PALABRAS DEL SANTO PADRE BENEDICTO XVI

Palatino
Viernes Santo 2 de abril de 2010

 

Queridos hermanos y hermanas

Hemos recorrido esta noche el camino de la cruz en oración, con recogimiento y emoción. Hemos subido al Calvario con Jesús y hemos meditado sobre su sufrimiento, redescubriendo la hondura del amor que él ha tenido y tiene por nosotros. En este momento, sin embargo, no queremos limitarnos a una compasión dictada sólo por un simple sentimiento. Queremos más bien participar en el sufrimiento de Jesús, queremos acompañar a nuestro Maestro compartiendo su pasión en nuestra vida, en la vida de la Iglesia, para la vida del mundo, porque sabemos que, precisamente en la cruz del Señor, en su amor ilimitado, que se entrega totalmente, está la fuente de la gracia, de la liberación, de la paz, de la salvación.

Los textos, las meditaciones y las oraciones del Vía Crucis nos han ayudado a contemplar este misterio de la pasión, para aprender la gran lección de amor que Dios nos ha dado en la cruz, para que nazca en nosotros un deseo renovado de convertir nuestro corazón, viviendo cada día el mismo amor, la única fuerza capaz de cambiar el mundo.

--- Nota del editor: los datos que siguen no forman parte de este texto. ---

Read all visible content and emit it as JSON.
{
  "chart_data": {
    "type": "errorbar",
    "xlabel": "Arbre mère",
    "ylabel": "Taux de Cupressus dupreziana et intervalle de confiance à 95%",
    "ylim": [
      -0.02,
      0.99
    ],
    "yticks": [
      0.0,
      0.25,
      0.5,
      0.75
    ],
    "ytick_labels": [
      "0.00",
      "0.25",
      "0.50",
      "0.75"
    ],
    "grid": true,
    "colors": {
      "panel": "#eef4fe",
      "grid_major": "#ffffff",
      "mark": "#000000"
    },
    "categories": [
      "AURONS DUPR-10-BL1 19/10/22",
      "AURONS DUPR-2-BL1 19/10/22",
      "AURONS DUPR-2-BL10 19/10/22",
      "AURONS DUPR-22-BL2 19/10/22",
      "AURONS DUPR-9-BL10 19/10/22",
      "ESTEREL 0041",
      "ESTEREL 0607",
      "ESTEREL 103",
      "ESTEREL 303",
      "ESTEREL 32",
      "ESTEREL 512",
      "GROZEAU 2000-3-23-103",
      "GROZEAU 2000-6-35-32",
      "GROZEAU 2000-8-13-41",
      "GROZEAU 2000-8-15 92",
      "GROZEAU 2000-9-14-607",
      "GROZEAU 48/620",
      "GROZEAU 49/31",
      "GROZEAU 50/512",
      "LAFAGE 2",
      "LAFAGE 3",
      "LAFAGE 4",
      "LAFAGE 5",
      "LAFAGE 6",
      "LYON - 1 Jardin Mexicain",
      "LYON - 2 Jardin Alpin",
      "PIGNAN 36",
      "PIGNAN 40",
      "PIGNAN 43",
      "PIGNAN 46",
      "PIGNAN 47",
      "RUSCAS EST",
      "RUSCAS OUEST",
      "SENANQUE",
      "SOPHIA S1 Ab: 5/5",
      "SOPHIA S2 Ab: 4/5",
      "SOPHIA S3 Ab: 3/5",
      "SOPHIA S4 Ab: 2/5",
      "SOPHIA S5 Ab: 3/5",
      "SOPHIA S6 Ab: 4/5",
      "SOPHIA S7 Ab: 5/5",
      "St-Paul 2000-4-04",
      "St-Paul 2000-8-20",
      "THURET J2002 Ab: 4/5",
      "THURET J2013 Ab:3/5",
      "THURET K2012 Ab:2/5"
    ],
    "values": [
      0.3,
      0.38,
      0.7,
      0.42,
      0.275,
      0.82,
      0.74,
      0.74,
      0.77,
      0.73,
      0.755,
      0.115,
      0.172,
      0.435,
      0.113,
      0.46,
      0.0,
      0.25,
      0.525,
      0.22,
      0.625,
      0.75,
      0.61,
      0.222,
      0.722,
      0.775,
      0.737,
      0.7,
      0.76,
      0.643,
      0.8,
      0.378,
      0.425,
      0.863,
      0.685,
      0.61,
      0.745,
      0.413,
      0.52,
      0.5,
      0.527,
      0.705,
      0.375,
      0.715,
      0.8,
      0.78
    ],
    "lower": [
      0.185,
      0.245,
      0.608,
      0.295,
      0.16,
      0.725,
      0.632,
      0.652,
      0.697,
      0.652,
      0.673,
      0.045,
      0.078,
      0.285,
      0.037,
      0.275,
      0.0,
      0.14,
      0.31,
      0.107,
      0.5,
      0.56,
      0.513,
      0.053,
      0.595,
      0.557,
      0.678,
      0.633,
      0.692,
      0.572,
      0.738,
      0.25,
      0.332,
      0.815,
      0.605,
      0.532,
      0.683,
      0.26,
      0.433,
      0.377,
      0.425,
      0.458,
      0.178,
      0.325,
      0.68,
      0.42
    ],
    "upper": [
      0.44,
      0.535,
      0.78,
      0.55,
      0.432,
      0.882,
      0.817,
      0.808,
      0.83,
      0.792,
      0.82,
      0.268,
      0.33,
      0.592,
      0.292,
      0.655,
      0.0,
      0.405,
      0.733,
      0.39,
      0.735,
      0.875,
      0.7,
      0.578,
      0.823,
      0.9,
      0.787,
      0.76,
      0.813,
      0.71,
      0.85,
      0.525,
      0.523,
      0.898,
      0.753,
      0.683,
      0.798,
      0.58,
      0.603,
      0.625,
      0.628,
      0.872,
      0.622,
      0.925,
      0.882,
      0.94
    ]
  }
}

Esta noche hemos contemplado a Jesús en su rostro lleno de dolor, despreciado, ultrajado, desfigurado por el pecado del hombre; mañana por la noche lo contemplaremos en su rostro lleno de alegría, radiante y luminoso. Desde que Jesús fue colocado en el sepulcro, la tumba y la muerte ya no son un lugar sin esperanza, donde la historia concluye con el fracaso más completo, donde el hombre toca el límite extremo de su impotencia. El Viernes Santo es el día de la esperanza más grande, la esperanza madurada en la cruz, mientras Jesús muere, mientras exhala su último suspiro clamando con voz potente: «Padre, a tus manos encomiendo mi espíritu» (Lc 23, 46). Poniendo su existencia «donada» en las manos del Padre, sabe que su muerte se convierte en fuente de vida, igual que la semilla en la tierra tiene que deshacerse para que la planta pueda crecer. «Si el grano de trigo no cae en tierra y muere, queda infecundo; pero si muere, da mucho fruto» (Jn 12,24). Jesús es el grano de trigo que cae en tierra, se deshace, se rompe, muere, y por esto puede dar fruto. Desde el día en que Cristo fue alzado en ella, la cruz, que parece ser el signo del abandono, de la soledad, del fracaso, se ha convertido en un nuevo inicio: desde la profundidad de la muerte emerge la promesa de la vida eterna. En la cruz brilla ya el esplendor victorioso del alba del día de la Pascua.

En el silencio de esta noche, en el silencio que envuelve el Sábado Santo, embargados por el amor ilimitado de Dios, vivimos en la espera del alba del tercer día, el alba del triunfo del Amor de Dios, el alba de la luz que permite a los ojos del corazón ver de modo nuevo la vida, las dificultades, el sufrimiento. La esperanza ilumina nuestros fracasos, nuestras desilusiones, nuestras amarguras, que parecen marcar el desplome de todo. El acto de amor de la cruz, confirmado por el Padre, y la luz deslumbrante de la resurrección, lo envuelve y lo transforma todo: de la traición puede nacer la amistad, de la negación el perdón, del odio el amor.

Concédenos, Señor, llevar con amor nuestra cruz, nuestras cruces cotidianas, con la certeza de que están iluminadas con la claridad de tu Pascua. Amén.